# temporal operators: interpreting them topologically in a dynamic topological system

There's a paper that i've been reading recently called "Dynamic Topological Logic" which can be found at: http://individual.utoronto.ca/philipkremer/onlinepapers/DTL.pdf. I have a question about something just two pages into the paper, and was wondering if some kind person here can understand my quesion better than I can. Apologies if this is not the correct place to ask this; any suggestions for re-direction are welcome.

Basic context:

We can interpret the logical system S4 topologically; given a topological space $X$, we call the pair $\langle X,V\rangle$ a $\textit{topological model}$, where $V$ is a valuation function taking the propositional variables of S4 to subsets of $X$. We give certain rules for topologically interpreting general well-formed formulas of S4 which can be found on the 4th page(page 136) of the link. It's a known result that if we look at things this way, S4 is the logical system of topological spaces. (Tarski and McKinsey's paper: http://www.dimap.ufrn.br/~jmarcos/papers/AoT-McKinsey_Tarski.pdf)

Define a $\textit{dynamic topological system}$(DTS) to be a pair $\langle X,f\rangle$, where $X$ is a topological space and $f$ is a continuous function on $X$. We can think of $f$ as moving the points of $X$ from one moment to the next. i.e. $x \in X$ goes to $fx$ goes to $ffx$ ...(etc) The paper studies DTLs (Dynamic Topological Logics) which are the logics of DTSs, just as S4 is the logic of topological spaces. These DTLs are basically versions of S4 with the next modality($\circ$) and the henceforth modality($\ast$).
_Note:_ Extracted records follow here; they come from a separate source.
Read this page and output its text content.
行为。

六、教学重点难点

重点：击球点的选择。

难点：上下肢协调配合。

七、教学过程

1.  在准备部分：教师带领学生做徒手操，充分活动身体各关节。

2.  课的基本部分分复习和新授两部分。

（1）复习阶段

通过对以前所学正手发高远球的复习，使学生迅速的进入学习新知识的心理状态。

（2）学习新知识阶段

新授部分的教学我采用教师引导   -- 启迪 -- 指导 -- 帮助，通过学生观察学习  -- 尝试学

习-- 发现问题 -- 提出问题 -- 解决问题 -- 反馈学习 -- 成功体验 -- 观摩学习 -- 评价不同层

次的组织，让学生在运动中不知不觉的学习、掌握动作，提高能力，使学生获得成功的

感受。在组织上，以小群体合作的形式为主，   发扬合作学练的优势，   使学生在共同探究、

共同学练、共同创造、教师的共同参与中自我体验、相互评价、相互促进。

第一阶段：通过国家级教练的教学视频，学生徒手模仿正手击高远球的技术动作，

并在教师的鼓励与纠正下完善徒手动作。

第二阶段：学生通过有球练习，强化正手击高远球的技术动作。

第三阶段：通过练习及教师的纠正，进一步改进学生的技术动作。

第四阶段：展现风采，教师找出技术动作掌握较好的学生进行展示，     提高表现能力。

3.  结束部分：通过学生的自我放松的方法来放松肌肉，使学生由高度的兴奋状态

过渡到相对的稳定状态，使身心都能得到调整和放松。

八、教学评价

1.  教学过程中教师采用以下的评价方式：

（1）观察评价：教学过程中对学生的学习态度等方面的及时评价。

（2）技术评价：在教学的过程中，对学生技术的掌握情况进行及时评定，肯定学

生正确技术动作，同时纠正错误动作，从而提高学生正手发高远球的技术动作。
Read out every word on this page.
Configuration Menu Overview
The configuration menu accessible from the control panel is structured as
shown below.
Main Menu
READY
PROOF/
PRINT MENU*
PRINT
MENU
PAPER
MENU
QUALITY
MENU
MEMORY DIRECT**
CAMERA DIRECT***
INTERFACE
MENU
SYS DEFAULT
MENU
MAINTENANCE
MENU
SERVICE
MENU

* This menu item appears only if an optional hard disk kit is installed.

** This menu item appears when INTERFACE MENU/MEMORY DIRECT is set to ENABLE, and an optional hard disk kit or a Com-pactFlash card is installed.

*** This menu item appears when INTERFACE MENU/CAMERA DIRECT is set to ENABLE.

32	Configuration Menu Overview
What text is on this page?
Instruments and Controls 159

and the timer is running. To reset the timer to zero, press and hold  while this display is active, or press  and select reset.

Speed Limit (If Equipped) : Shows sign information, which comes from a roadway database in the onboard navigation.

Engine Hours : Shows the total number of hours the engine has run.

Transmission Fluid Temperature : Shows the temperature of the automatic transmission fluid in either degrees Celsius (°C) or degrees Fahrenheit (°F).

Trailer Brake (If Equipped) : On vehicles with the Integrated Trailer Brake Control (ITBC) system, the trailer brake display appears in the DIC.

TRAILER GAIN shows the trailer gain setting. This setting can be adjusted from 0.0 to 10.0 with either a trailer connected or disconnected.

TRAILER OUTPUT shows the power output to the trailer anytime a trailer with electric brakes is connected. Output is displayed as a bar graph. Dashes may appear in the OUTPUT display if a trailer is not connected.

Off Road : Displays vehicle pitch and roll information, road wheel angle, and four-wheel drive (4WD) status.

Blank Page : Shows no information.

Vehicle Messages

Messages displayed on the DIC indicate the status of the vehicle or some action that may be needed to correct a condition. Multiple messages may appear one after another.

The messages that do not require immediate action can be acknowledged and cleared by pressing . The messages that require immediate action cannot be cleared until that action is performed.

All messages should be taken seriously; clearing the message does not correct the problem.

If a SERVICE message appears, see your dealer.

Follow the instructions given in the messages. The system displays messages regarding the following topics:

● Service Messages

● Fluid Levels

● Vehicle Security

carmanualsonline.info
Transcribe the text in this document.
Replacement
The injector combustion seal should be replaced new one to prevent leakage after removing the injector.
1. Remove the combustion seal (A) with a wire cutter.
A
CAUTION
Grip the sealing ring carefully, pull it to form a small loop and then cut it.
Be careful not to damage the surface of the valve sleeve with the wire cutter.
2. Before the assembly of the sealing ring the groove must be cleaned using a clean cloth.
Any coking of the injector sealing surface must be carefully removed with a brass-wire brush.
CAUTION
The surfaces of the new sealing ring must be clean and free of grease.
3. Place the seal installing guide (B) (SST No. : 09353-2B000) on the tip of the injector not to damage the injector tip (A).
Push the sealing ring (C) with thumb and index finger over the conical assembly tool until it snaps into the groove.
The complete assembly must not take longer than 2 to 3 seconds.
The part i'm having trouble understanding is the interpretation of $\circ$ and $\ast$ in terms of the function $f$(discussed at the bottom of page 134). The statement at the top of page 135 that $x \in \circ P$ iff $fx \in P$ iff $x \in f^{-1}(P)$ makes intuitive sense to me. However, i'm still struggling to understand the part leading up to that. Say that at moment $m$, the proposition $P$ is true at $fx$, i.e. $fx \in P$. How does that imply that $P$ is true at $x$ after $f$ acts on $x$ once? Wouldn't $P$ be true at $fx$ in that case? Thanks for any advice/suggestions! And of course feel free to ask me to clarify if something doesn't make sense.